Gentree also shows the pre-calculated RPKM from Brain Span. We summarized the data by their tissue, stages and gender to provide better visualization of the data. Users can easily browse the transcriptome profile in brain and switchs view mode by buttom.
Proteomic Profile
Proteomic Profile evidence suggests translation potential. For each peptide translates and decays in different level within each sample, the number and color denotes the abundance vividly in the heatmap. We only present at most 5 uniquely mapped peptides detected in at most 10 tissue in the page for elegant visualization. The most enriched tissues are present in the page, with most abundant on the left. It is the same with peptide, with most abundant detected peptide on the top. Users can click hyper link in the subtitle for more details about tissue summary, peptide summary and all entries.
PhyloStratiGraphy
Domazet-Loso T., Tautz D. et al. 2007 coined the term phylostratigraphy and provide the phylostratigraphic pipeline to date the emergence of genes and gene families. Their method is based on BlastP of focal species proteins against National Center for Biotechnology Information (NCBI) non-redundant (NR) database. This protein alignment based dating strategy is more suitable than genome alignment for deeply diverged species, because protein is more conserved. Although widely different from our pipeline, phylostratigraphy represents efforts from other teams to explore evolutionary innovations and is widely cited. Phylostratigraphy of human (Domazet-Loso T., Tautz D. et al. 2008) is referred here for support/comparison, with the aim that users may get better understanding of the evolutionary trajactory of the gene. The figure below shows an example of an old gene whose emergence took place before cellular organisms' common ancestor split.
Protein Historian
Protein Historian is another reference we include to better illustrate the evolution of the gene. As stated by themself: Protein Historian provides pre-computed ages for many species based on several external databses of protein families and two ancestral family reconstruction algorithms. There are five datasets for human: PPODv4_Jaccard_families, PPODv4_MultiParanoid_families, PPODv4_Nens_families and PPODv4_OrthoMCL_families provide proteins only in 12 species, while PPODv4_PTHR7-OrthoMCL_families contains proteins in 48 species (shall be included latter). The line width is proportion to the amount of members in this gene family, as shown in the figure below (tooltip of the species line can provide more details for this gene). The two ancestral family reconstruction algorithms are Dollo parsimony and Wagner parsimony. This makes 10 estimations for one gene (2 of them will be updated latter). It is common that age predictions based on distinct datasets or divergent algorithms are different. For example: ENSG00000007129 show different age inference for different dataset. For more details, please visit Protein Historian.
FAQ:
Why gene's paralogous gene is also its focal gene?
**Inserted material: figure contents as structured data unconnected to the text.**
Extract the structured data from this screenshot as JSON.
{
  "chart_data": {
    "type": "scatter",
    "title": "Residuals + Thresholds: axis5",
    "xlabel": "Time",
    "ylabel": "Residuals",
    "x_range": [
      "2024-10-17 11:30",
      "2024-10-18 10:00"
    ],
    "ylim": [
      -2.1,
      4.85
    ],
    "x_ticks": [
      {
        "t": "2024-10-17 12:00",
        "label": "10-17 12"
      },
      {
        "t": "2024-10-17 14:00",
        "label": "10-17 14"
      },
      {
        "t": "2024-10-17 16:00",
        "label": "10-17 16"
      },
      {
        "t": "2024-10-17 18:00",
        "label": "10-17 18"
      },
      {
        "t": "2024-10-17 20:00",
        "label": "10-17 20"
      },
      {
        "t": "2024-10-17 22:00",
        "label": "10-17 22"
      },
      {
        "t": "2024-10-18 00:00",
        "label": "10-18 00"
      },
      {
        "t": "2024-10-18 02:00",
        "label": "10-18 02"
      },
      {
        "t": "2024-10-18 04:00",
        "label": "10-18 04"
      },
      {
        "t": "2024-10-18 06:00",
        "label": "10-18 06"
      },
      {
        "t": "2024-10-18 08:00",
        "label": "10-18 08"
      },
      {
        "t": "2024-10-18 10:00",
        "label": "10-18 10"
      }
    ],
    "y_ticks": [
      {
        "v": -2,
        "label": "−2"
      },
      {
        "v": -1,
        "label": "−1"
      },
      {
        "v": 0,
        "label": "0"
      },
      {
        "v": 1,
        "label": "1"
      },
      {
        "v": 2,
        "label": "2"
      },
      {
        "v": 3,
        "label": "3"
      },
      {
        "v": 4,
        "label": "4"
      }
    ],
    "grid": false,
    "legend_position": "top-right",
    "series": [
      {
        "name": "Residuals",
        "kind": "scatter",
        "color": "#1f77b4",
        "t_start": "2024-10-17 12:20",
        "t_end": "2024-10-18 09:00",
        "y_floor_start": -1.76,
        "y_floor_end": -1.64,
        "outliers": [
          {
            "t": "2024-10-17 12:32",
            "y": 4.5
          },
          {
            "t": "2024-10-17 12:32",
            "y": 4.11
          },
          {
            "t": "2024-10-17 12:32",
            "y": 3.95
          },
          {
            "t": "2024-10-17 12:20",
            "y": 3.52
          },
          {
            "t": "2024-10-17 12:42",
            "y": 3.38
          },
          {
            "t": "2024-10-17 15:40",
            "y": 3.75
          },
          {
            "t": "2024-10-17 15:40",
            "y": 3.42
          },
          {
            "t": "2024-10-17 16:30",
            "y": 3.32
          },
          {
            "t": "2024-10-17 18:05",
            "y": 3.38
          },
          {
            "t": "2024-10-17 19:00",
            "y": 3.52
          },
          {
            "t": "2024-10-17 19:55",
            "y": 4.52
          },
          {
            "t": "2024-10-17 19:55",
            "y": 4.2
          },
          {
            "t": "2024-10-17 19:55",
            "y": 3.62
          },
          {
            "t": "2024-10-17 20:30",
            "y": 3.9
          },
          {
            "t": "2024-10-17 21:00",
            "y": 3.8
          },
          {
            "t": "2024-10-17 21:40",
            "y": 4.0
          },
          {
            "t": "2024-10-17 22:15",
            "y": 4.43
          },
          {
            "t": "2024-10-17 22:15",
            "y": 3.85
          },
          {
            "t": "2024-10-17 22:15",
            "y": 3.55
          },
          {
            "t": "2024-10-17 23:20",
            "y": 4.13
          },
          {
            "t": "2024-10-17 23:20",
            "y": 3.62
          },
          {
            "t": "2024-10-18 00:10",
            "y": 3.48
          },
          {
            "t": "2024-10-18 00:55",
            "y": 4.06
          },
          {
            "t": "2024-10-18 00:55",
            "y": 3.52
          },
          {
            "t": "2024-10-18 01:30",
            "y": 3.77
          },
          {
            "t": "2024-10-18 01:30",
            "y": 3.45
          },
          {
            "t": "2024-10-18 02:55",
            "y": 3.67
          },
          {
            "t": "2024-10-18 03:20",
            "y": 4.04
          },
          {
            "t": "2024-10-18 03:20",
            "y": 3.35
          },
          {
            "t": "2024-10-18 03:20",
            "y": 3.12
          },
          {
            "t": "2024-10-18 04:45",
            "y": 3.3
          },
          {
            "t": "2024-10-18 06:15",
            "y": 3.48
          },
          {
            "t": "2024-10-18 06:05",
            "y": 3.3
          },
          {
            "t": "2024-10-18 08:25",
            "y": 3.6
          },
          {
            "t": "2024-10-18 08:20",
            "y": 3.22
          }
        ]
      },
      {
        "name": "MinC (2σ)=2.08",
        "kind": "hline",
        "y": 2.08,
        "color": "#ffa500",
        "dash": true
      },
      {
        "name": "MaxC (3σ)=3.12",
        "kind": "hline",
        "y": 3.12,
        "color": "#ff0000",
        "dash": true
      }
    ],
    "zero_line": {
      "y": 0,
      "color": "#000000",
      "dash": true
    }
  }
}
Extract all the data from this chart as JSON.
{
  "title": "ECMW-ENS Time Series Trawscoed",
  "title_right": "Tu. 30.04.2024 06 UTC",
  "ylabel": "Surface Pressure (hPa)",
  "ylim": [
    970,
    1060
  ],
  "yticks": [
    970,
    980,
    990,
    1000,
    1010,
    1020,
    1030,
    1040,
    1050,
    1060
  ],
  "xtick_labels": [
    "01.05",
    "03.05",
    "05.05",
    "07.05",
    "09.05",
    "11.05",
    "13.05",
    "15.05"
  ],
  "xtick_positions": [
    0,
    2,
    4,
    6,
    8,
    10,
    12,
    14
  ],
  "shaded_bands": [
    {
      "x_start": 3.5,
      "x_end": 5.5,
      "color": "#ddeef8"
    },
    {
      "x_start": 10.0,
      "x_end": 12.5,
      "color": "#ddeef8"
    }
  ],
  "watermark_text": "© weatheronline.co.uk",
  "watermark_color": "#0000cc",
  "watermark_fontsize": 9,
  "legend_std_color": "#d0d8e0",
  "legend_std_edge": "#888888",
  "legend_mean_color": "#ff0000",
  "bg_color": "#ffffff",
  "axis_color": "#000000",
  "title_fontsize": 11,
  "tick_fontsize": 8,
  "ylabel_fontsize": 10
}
As stated previously, origination type inference is based on all-against-all BLASTP result guided by self whole genome alignment. What has been shown in the website and the dataset is the most similar paralog found for duplicated genes. It is normal that two genes are most similar to each other. Users who would like to perform analysis on duplicated genes with clear parent and child relationship, should take advantage of age information. In other words, only those parent-child relationship whose parent gene has a more ancient origination than its child gene, tells the parent-child relationship unambiously. In some of these cases, both genes originated on the same branch, where only equivocal parent-child relationship could be provided.